The process is therefore not insurmountable and this credible knowledge base will enable the state to move more rapidly towards rural land certification and thus towards the national land registry goal.

One thing is certain, knowledge can no longer fly into smoke, doubly saved on paper and digital media. The contribution of new technologies thus really makes it possible to create a virtuous circle between the State and the villages. The desire to mass certification goes through this registration of traditional knowledge.

At a time when the internet can brew gigantic volumes of data, many intellectuals 4 reflect on the value of our personal data that enrich giants such as Google or Facebook.

They are thinking about better protection of these data, which are the factor of becoming commercial objects to the point of representing 8% of European GDP. We are already talking about creating new property rights to give citizens part of their value creation.

Let’s bring our subject back to data as strategic and sensitive as the ownership and exploitation of rural lands in a country, and we can imagine the heritage and financial value of this knowledge held by traditional village authorities.

Without being included in the GDP, it is a raw material more strategic than the gold contained in the basement of the country. New technologies offer the opportunity to benefit from this windfall. This is decisive for the development of a national cadastre, for any national planning, for any agricultural investment.

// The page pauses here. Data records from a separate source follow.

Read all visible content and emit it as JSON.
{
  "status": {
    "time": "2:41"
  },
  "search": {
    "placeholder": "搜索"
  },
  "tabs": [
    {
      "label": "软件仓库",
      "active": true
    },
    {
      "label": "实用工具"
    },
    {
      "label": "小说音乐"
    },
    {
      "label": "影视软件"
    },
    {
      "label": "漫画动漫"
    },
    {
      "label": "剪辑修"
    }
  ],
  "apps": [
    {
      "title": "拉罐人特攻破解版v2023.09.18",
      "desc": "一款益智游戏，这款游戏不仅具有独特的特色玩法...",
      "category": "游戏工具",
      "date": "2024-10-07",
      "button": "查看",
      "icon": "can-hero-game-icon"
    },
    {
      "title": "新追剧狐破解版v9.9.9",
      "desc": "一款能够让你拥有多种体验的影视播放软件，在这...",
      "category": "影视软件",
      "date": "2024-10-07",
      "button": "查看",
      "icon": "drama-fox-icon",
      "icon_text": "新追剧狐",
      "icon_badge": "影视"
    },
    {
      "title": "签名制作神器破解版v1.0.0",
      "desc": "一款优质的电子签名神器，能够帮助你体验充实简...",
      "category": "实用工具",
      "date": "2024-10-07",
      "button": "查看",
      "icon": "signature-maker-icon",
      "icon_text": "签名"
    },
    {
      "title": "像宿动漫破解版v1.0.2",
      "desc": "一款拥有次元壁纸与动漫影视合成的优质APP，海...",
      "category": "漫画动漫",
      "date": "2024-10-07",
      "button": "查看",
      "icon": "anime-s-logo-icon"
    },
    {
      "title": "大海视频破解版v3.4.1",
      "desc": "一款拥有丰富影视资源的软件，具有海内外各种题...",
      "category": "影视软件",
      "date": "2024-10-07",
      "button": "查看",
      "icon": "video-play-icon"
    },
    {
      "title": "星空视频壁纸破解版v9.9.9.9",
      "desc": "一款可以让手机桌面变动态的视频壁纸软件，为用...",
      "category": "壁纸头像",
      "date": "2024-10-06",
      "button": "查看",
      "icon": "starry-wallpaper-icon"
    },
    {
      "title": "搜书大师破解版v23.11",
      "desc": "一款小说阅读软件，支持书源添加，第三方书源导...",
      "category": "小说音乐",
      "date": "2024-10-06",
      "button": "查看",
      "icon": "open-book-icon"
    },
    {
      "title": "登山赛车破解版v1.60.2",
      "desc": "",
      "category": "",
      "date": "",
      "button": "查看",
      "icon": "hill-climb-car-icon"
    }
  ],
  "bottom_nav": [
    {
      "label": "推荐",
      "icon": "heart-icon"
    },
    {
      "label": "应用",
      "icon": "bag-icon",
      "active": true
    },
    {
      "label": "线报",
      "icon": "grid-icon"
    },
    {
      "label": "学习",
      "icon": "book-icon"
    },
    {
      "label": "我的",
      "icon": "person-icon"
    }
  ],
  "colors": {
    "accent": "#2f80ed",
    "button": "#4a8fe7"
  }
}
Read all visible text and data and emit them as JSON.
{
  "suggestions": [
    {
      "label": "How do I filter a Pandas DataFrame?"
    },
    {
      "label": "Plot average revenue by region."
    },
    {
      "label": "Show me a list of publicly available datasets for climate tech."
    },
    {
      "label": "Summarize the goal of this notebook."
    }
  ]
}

Certainly, such a national ambition has a cost, but when one thinks of its lasting impact, as they say, “there is no photo”. You have to invest to harvest the gold, you have to invest to harvest the traditional knowledge of the land.

Rural land tenure and new technologies are not only a fertile duo but one of the strongest pillars of a truly inclusive emergence. It is also a way to advance, to modernize, without renouncing but on the contrary by maintaining the cultural and traditional foundation of the country.